The spectacle of Nigerian justice has once again captured the attention of the civilized world. Four men, convicted of a murderous attack on a church in Owo, have been sentenced to death. The verdict, delivered in a courtroom that might have been lifted from a Dickens novel, was greeted with approval by the British High Commission in Abuja. 'The UK justice model has been upheld,' they declared, as if congratulating a student for correctly reciting a Latin declension.
Let us pause to consider the irony. Here is a nation whose legal system is a patchwork of colonial inheritances, customary laws, and military decrees, yet we speak of it as a vessel for 'our' model. It is as if we are praising a man for wearing a bespoke Savile Row suit, ignoring the fact that the fabric was stolen, the tailoring botched, and the buttons are falling off.
The death penalty, that relic of a less enlightened age, remains on the books in Nigeria. Britain abolished it decades ago, yet we celebrate when other nations employ it. This is the sort of cognitive dissonance that would make a Victorian missionary blush. We export our legal forms but not the spirit that animates them.

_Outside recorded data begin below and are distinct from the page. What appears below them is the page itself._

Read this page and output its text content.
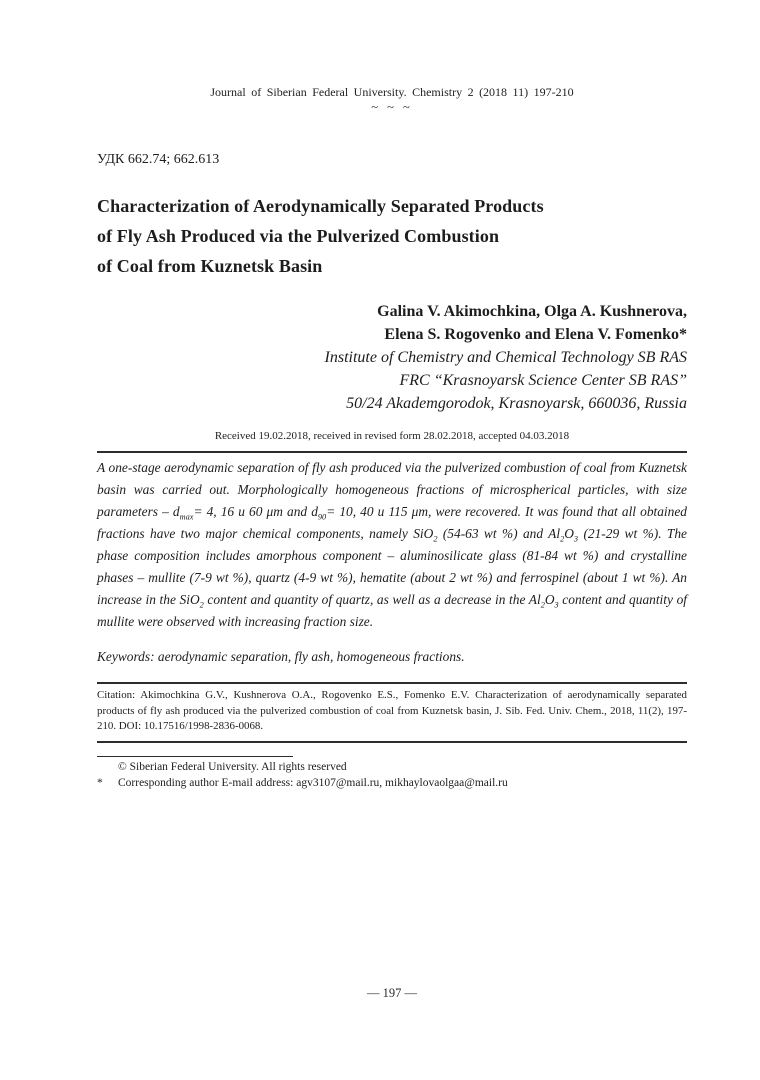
Journal of Siberian Federal University. Chemistry 2 (2018 11) 197-210
~ ~ ~
УДК 662.74; 662.613
Characterization of Aerodynamically Separated Products
of Fly Ash Produced via the Pulverized Combustion
of Coal from Kuznetsk Basin
Galina V. Akimochkina, Olga A. Kushnerova,
Elena S. Rogovenko and Elena V. Fomenko*
Institute of Chemistry and Chemical Technology SB RAS
FRC “Krasnoyarsk Science Center SB RAS”
50/24 Akademgorodok, Krasnoyarsk, 660036, Russia
Received 19.02.2018, received in revised form 28.02.2018, accepted 04.03.2018
A one-stage aerodynamic separation of fly ash produced via the pulverized combustion of coal from Kuznetsk basin was carried out. Morphologically homogeneous fractions of microspherical particles, with size parameters – $d_{max}= 4$, 16 и 60 μm and $d_{90}= 10$, 40 и 115 μm, were recovered. It was found that all obtained fractions have two major chemical components, namely SiO$_2$ (54-63 wt %) and $Al_2O_3$ (21-29 wt %). The phase composition includes amorphous component – aluminosilicate glass (81-84 wt %) and crystalline phases – mullite (7-9 wt %), quartz (4-9 wt %), hematite (about 2 wt %) and ferrospinel (about 1 wt %). An increase in the SiO$_2$ content and quantity of quartz, as well as a decrease in the $Al_2O_3$ content and quantity of mullite were observed with increasing fraction size.
Keywords: aerodynamic separation, fly ash, homogeneous fractions.
Citation: Akimochkina G.V., Kushnerova O.A., Rogovenko E.S., Fomenko E.V. Characterization of aerodynamically separated products of fly ash produced via the pulverized combustion of coal from Kuznetsk basin, J. Sib. Fed. Univ. Chem., 2018, 11(2), 197-210. DOI: 10.17516/1998-2836-0068.
© Siberian Federal University. All rights reserved
*	Corresponding author E-mail address: agv3107@mail.ru, mikhaylovaolgaa@mail.ru
— 197 —
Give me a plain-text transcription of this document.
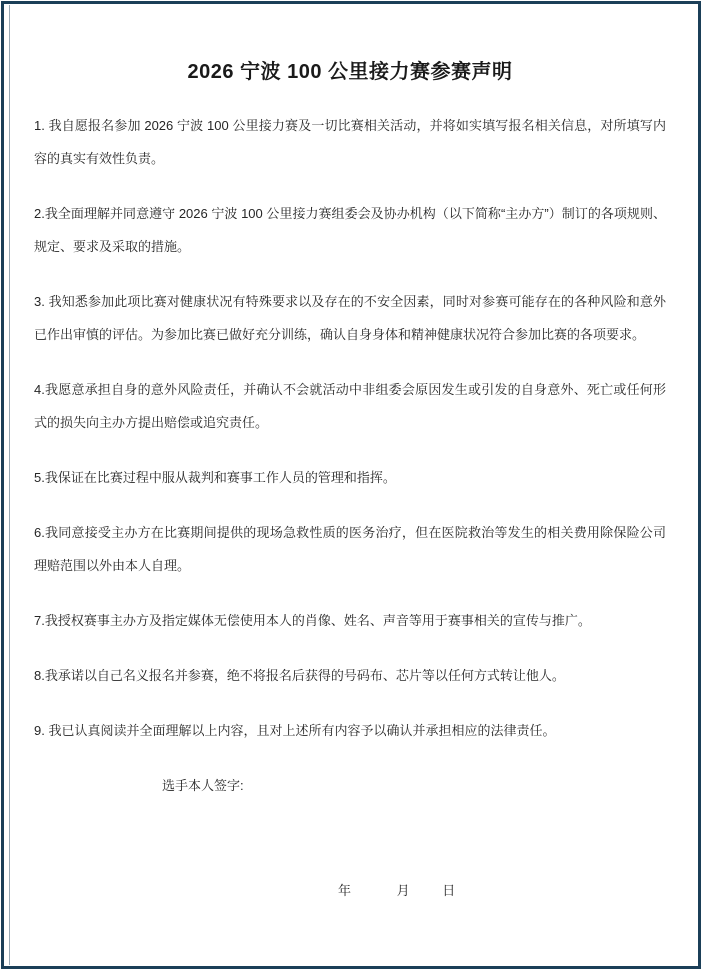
2026 宁波 100 公里接力赛参赛声明

1. 我自愿报名参加 2026 宁波 100 公里接力赛及一切比赛相关活动，并将如实填写报名相关信息，对所填写内容的真实有效性负责。

2.我全面理解并同意遵守 2026 宁波 100 公里接力赛组委会及协办机构（以下简称“主办方”）制订的各项规则、规定、要求及采取的措施。

3. 我知悉参加此项比赛对健康状况有特殊要求以及存在的不安全因素，同时对参赛可能存在的各种风险和意外已作出审慎的评估。为参加比赛已做好充分训练，确认自身身体和精神健康状况符合参加比赛的各项要求。

4.我愿意承担自身的意外风险责任，并确认不会就活动中非组委会原因发生或引发的自身意外、死亡或任何形式的损失向主办方提出赔偿或追究责任。

5.我保证在比赛过程中服从裁判和赛事工作人员的管理和指挥。

6.我同意接受主办方在比赛期间提供的现场急救性质的医务治疗，但在医院救治等发生的相关费用除保险公司理赔范围以外由本人自理。

7.我授权赛事主办方及指定媒体无偿使用本人的肖像、姓名、声音等用于赛事相关的宣传与推广。

8.我承诺以自己名义报名并参赛，绝不将报名后获得的号码布、芯片等以任何方式转让他人。

9. 我已认真阅读并全面理解以上内容，且对上述所有内容予以确认并承担相应的法律责任。

选手本人签字:

年	月	日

But let us not be too harsh on the Nigerians. They are merely playing a part in a drama we wrote for them. The script demands that they execute 'terrorists' to prove their commitment to 'our values.' It is a convenient fiction, one that allows us to feel virtuous without having to confront the moral squalor of our own penal system. After all, our prisons are bursting with men serving life sentences for crimes that would have earned them a flogging in the 19th century. But we have the decency to call it 'justice' rather than 'revenge.'
The real lesson of this affair is not that Nigeria has upheld the UK justice model. It is that the model is a chimera, a legal phantasm that exists nowhere but in the speeches of diplomats. Every nation adapts justice to its own cultural and political needs. The Nigerians are simply being honest about what those needs are.
We might ask ourselves why we insist on this elaborate charade. Perhaps it is because we need to believe that our values are universal, that they can be planted like exotic seeds in foreign soil and made to flourish. But history tells us otherwise. The Roman Empire tried to impose its law on the barbarians. The result was not civilization but a parody of it, a world of Roman titles and Germanic realities.
So let us stop pretending. The death sentences in Nigeria are not a tribute to our legal genius. They are a reminder that justice is always local, always contingent, always a product of particular histories and particular people. The sooner we abandon our fantasies of a global legal order, the sooner we can begin to understand what justice actually means in the places where it is dispensed.
And if that means accepting that others may choose to kill criminals while we do not, so be it. It is not our place to judge. Or rather, if we must judge, let us do so honestly, without the pretense of universal standards. The Nigerians have their gallows. We have our life sentences. Neither is a model for the other. Both are just the way things are.